Bristol Myers Squibb (BMY, Financial) has announced that the European Commission (EC) has approved the subcutaneous (SC) formulation of Opdivo® (nivolumab), making it the first PD-1 inhibitor approved for subcutaneous use within the European Union. This formulation offers a new route of administration as a solution for injection in a 600 mg/vial strength.
The approval is based on Phase 3 results from the CheckMate -67T clinical trial, which demonstrated that the subcutaneous formulation of Opdivo® was noninferior to its intravenous version on the co-primary endpoints of average serum concentration over 28 days (Cavgd28) and minimum steady state concentration (Cminss). The trial also showed a consistent efficacy profile with the secondary endpoint of overall response rate.
Opdivo SC has been approved for use in multiple adult solid tumors either as monotherapy, monotherapy maintenance following intravenous nivolumab plus Yervoy® (ipilimumab) therapy, or in combination with chemotherapy or cabozantinib. The EC's decision permits the drug's use across the EU's 27 member states, as well as Iceland, Liechtenstein, and Norway.

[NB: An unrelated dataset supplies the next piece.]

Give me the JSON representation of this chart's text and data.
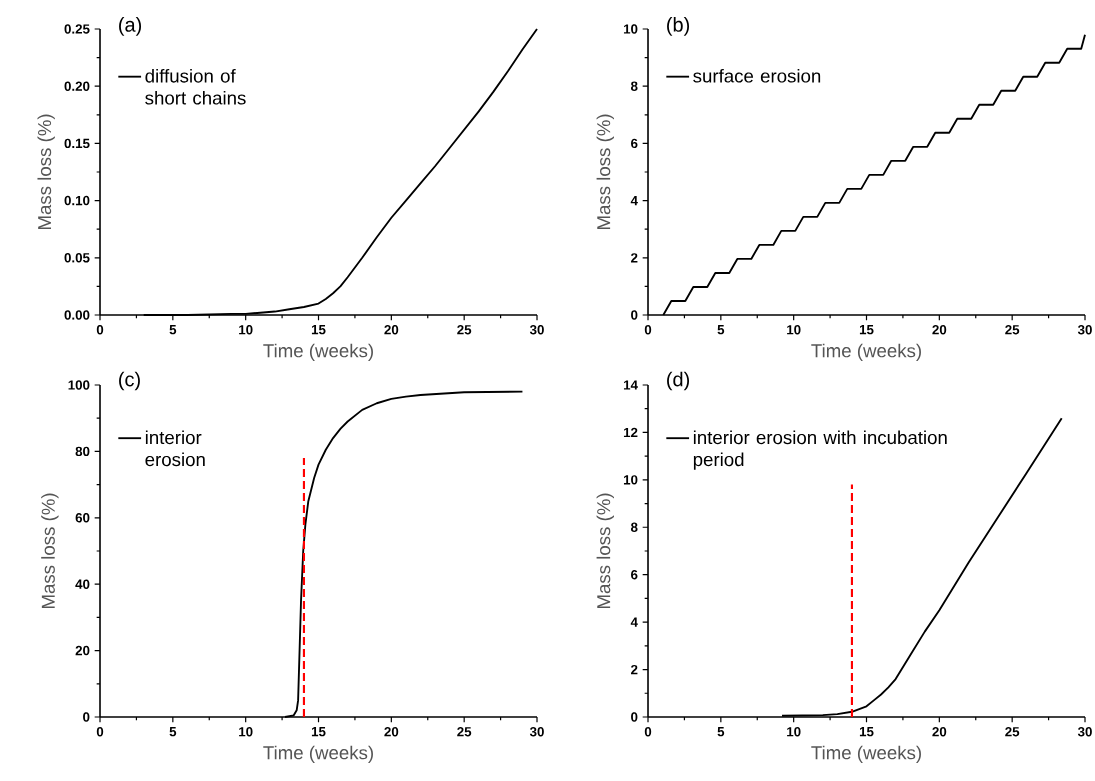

Previously, on December 27, 2024, the U.S. Food and Drug Administration (FDA) approved subcutaneous nivolumab and hyaluronidase-nvhy, marketed under the brand Opdivo Qvantig™, for similar indications.
This approval marks a significant milestone for cancer treatment, providing patients with a more convenient and faster administration method, potentially improving the overall patient experience.